# How efficiently can a 1-sparse Hamiltonian be simulated (quantum mechanically)?

In quantum computation there is a fair amount of interest in the task of simulating quantum physics. One instance of this is the problem of simulating the evolution of a system under the action of some general Hamiltonian $H$, which will be given by $e^{-iHt}$. If $H$ is sparse, and the entries of $H$ are available via some blackbox function then there are efficient algorithms to simulate this evolution operator to within some constant distance $\epsilon$ in the trace norm.

According to Berry, Ahokas, Cleve and Sanders, Commun. Math. Phys. 270, 359–371 (2007) 1-sparse Hamiltonians can be simulated efficiently using only 2 black box queries. However, the citations that go with this are to a masters thesis which does not appear to be online and to a STOC 03 paper on quantum random walks by Childs, Cleve, Deotto, Fahri, Gutmann and Spielman which seems to only deal with a specific subset of such Hamiltonians.

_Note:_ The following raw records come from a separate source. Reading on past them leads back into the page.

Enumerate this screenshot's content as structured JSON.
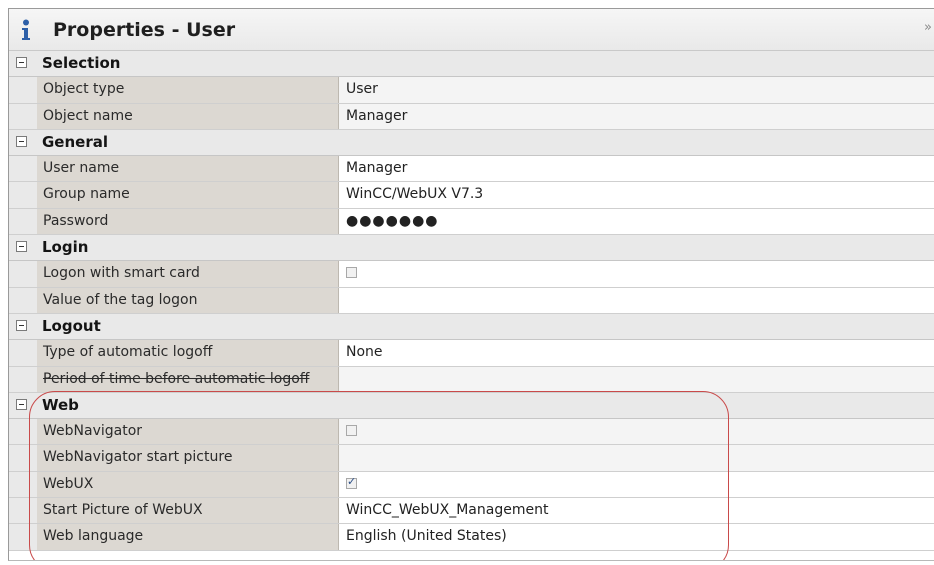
{
  "panel": {
    "title": "Properties - User",
    "collapse_glyph": "»",
    "title_icon": "info-icon"
  },
  "sections": [
    {
      "label": "Selection",
      "rows": [
        {
          "name": "Object type",
          "value": "User"
        },
        {
          "name": "Object name",
          "value": "Manager"
        }
      ]
    },
    {
      "label": "General",
      "rows": [
        {
          "name": "User name",
          "value": "Manager"
        },
        {
          "name": "Group name",
          "value": "WinCC/WebUX V7.3"
        },
        {
          "name": "Password",
          "value": "●●●●●●●"
        }
      ]
    },
    {
      "label": "Login",
      "rows": [
        {
          "name": "Logon with smart card",
          "value": "",
          "checkbox": false
        },
        {
          "name": "Value of the tag logon",
          "value": ""
        }
      ]
    },
    {
      "label": "Logout",
      "rows": [
        {
          "name": "Type of automatic logoff",
          "value": "None"
        },
        {
          "name": "Period of time before automatic logoff",
          "value": ""
        }
      ]
    },
    {
      "label": "Web",
      "rows": [
        {
          "name": "WebNavigator",
          "value": "",
          "checkbox": false
        },
        {
          "name": "WebNavigator start picture",
          "value": ""
        },
        {
          "name": "WebUX",
          "value": "",
          "checkbox": true
        },
        {
          "name": "Start Picture of WebUX",
          "value": "WinCC_WebUX_Management"
        },
        {
          "name": "Web language",
          "value": "English (United States)"
        }
      ]
    }
  ],
  "colors": {
    "highlight": "#c94a4a",
    "name_column": "#dcd8d2",
    "category_row": "#e9e9e9"
  }
}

I guess that this is in fact true for all 1-sparse Hamiltonians, as the paper seems to indicate, but there is obviously something I'm missing (which is probably in the unobtainable thesis). I would be very grateful if someone could tell me whether or not this is true in general, and if so explain how it can be done (or point to a paper which contains it).

For what it's worth, I am specifically interested in the case of simulating diagonal Hamiltonians.

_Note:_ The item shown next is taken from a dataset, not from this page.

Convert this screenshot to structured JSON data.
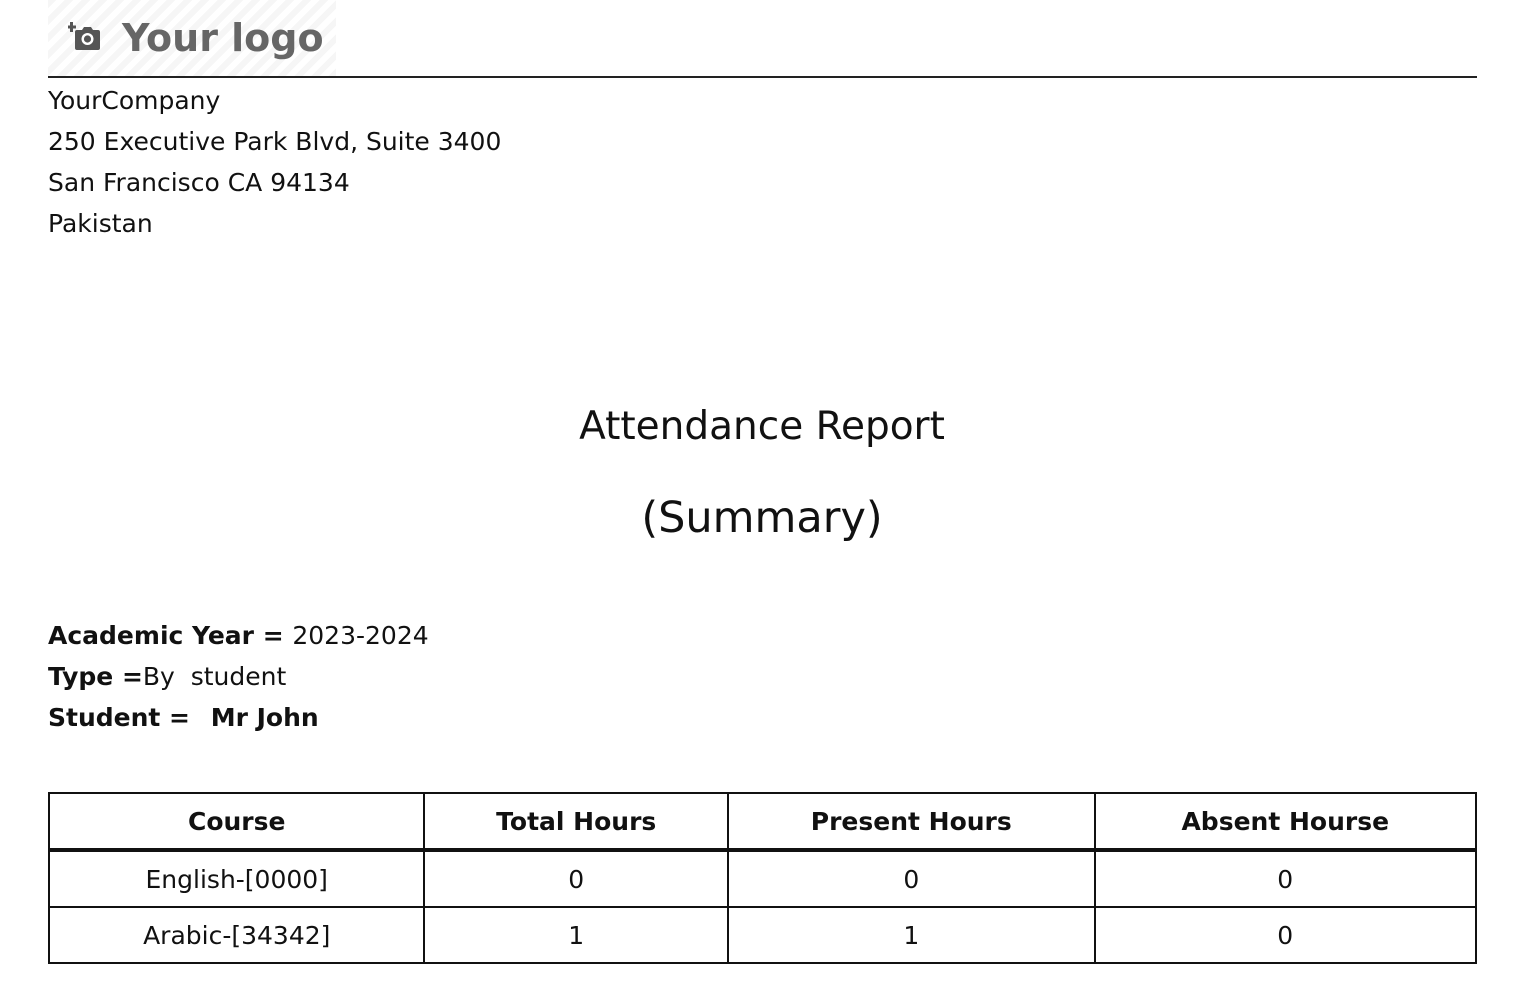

The main idea is to observe that if H is the Hamiltonian with diagonal entries d(j), then simulating H for time t maps the basis state $|j\rangle$ to $e^{-id(j)t}|j\rangle$. This is performed as follows: $|j, 0\rangle \rightarrow |j, d(j)\rangle$ (this uses 1 query), then $|j, d(j)\rangle \rightarrow e^{-id(j)t}|j, d(j)\rangle$ (this is a controlled phase flip on the first register controlled by the second), and then $e^{-id(j)t}|j, d(j)\rangle \rightarrow e^{-id(j)t}|j, 0\rangle$ (this uncomputes the answer using another query).